Friday, February 12, 2016

A Shift Of Dreams

A lithe old woman holds a squirming boy
while she adroitly 
eats a piece of buttered toast,
and her white cotton sweater survives it all, 
weathers the cape. You learn a thing or two
in seventy years.

I have not published my intentions
in a long time now. If my hand goes
to the neck of the sheath, where the sword
hangs from the belt
not that you see sword or belt or sheath but still
if my left hand drops casually there,
it's because I feel the weight and swing;
my right hand ready to draw.

Who needs to know? I am walking
out of an office building downtown
with my head held high. That will do for now.

There are some who get good mileage 
from dreams they bruit abroad, dreams
they've embellished for forty years or more.
I'm not one of those. My dreams shift,

terrify, humiliate: and the richness
of one glimpse of a shadowed face,
turned three-quarters from the light,
will pay me six years of hidden,
desperate joy, changing shapes more often in a minute
than yours in all the years of your integrity.

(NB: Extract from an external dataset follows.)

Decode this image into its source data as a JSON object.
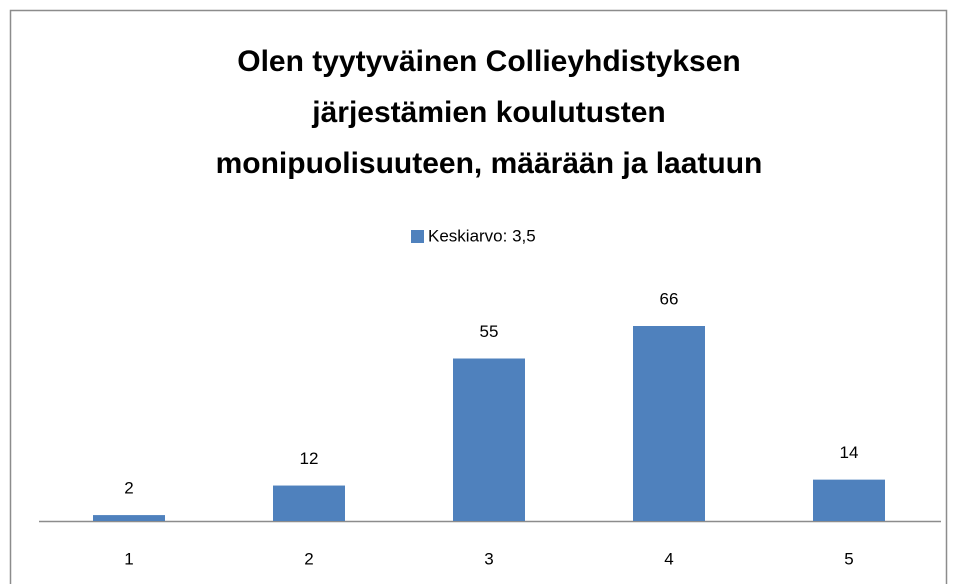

Each drop of rain makes a white shellburst
as it hits the street: the light runs slant from the east,
obscured till the event. Invisible before and after,
known only by the sudden, brief flower
that lingers against the retina, seen properly 
only in helpless reconstructed memory --
a moment later -- in the dark.

The toast finished, lips wiped, syrup dabbed
from young Hercules' fists (strangling napkins
now, in augury of greatness) the lady lifts him
easily, and proudly -- how well I know
that lifted chin, that haughty gaze! -- he rides 
her white cotton shoulder from the table to the gate.